5 - Deny Fleas Their Food Source
If fleas are a constant challenge in your area, you must keep up with flea treatments for your pet. Some prefer an edible, while others prefer a topical. Whichever you use, make sure you apply it on a schedule and that you reapply any topicals immediately after your pet is groomed or bathed. Fleas prefer hosts that are hairy all over. If you make your pets inedible, they're less likely to come into the house with your animals. However, if you notice a flea infestation, you'll need to treat the inside and the outside at the same time, or you'll just transfer the fleas from the outdoors to indoors. Additionally, if you miss any larvae in the cleaning process, you're just a few days away from another infestation.
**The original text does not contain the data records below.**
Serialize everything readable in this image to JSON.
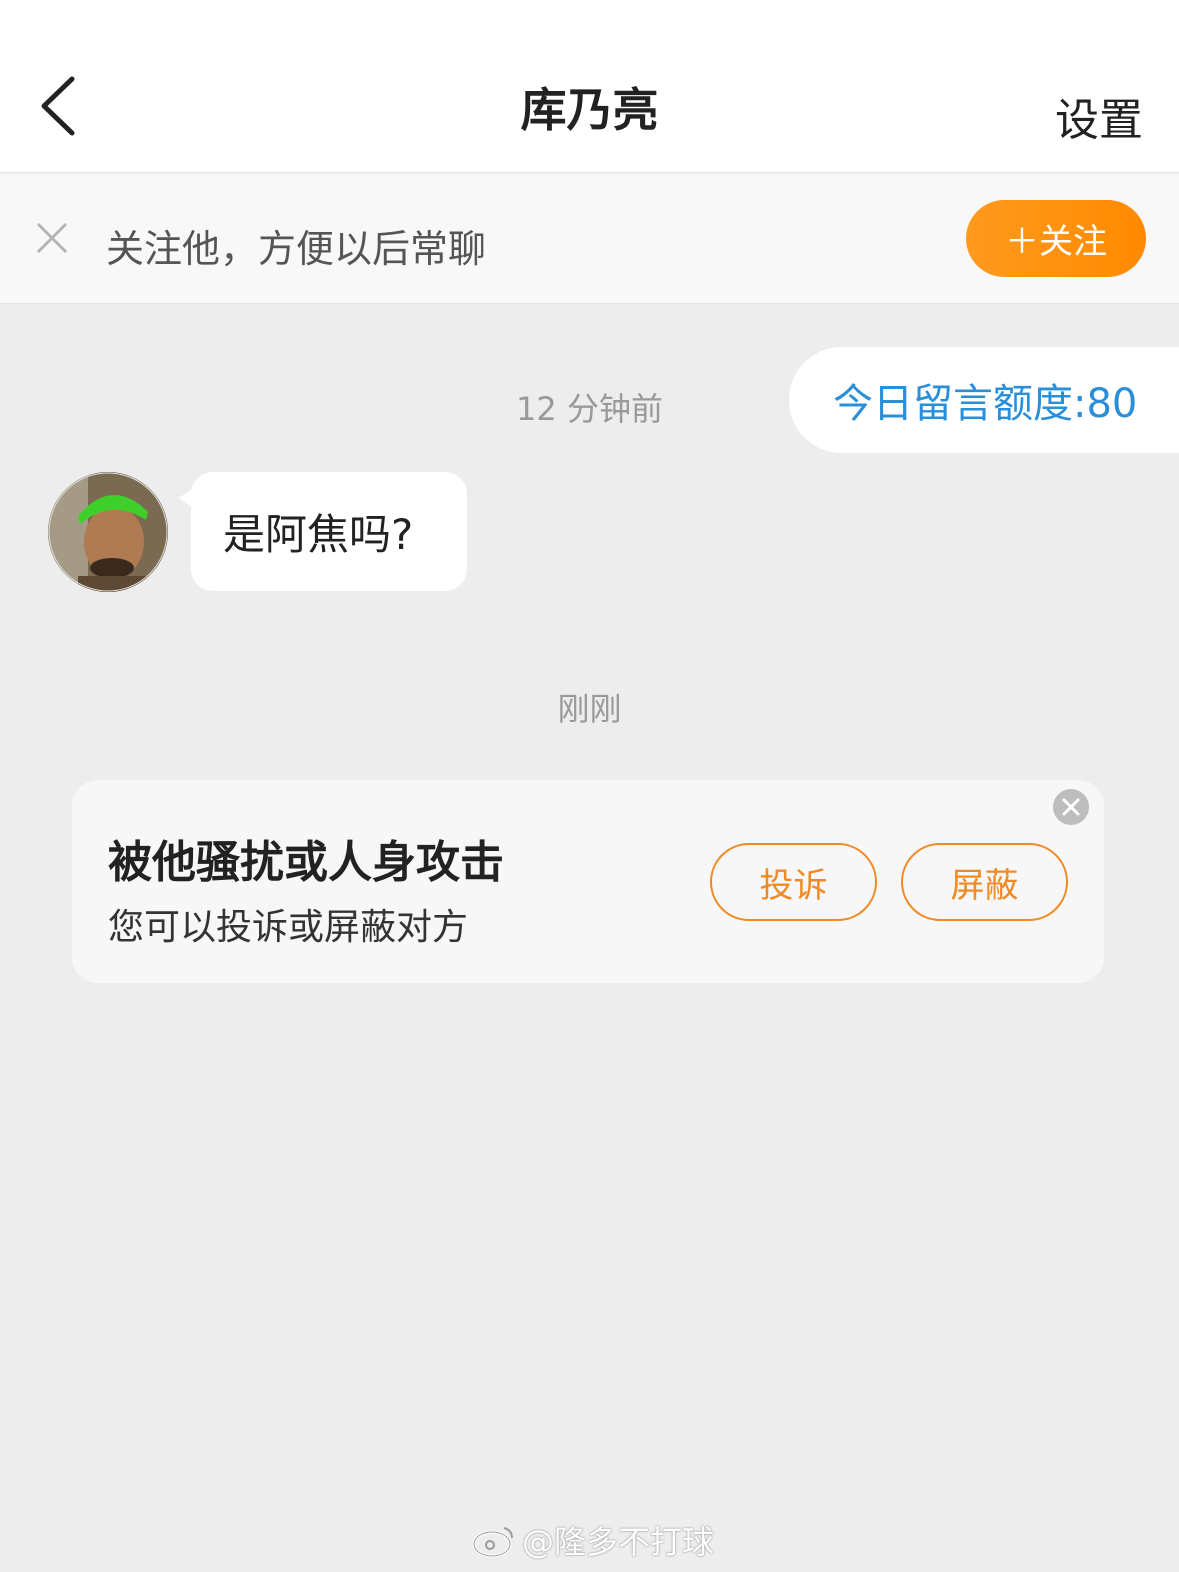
{
  "header": {
    "title": "库乃亮",
    "settings_label": "设置"
  },
  "follow_banner": {
    "text": "关注他，方便以后常聊",
    "button_label": "＋关注"
  },
  "quota": {
    "text": "今日留言额度:80"
  },
  "timestamps": {
    "first": "12 分钟前",
    "second": "刚刚"
  },
  "message": {
    "text": "是阿焦吗?"
  },
  "report_card": {
    "title": "被他骚扰或人身攻击",
    "subtitle": "您可以投诉或屏蔽对方",
    "complain_label": "投诉",
    "block_label": "屏蔽"
  },
  "watermark": {
    "text": "@隆多不打球"
  },
  "colors": {
    "accent": "#ff8a00",
    "link": "#2a8fd9",
    "background": "#ededed"
  },
  "icons": [
    "back-arrow-icon",
    "close-icon",
    "avatar",
    "close-circle-icon",
    "weibo-logo-icon"
  ]
}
6 - Natural Treatments Can Help
If fleas are endemic to your area, the idea of constantly using toxins to keep them out of your home and off your pet can be worrying. For example, you can create a rosemary flea dip using two pints of water and two cups of fresh rosemary. Boil these together for 30 minutes, then let the mixture cool. When you bathe your dog, rinse them in this liquid. Soak a bandana in this dip and wrap it loosely around your dog's neck before your walk to repel any fleas along the path. You can also put this liquid in a spray bottle, squirt it on your dog and use a flea comb to remove the pests. Dip a handy comb deeply into a container of soapy water that's been heated each time you run it through their fur.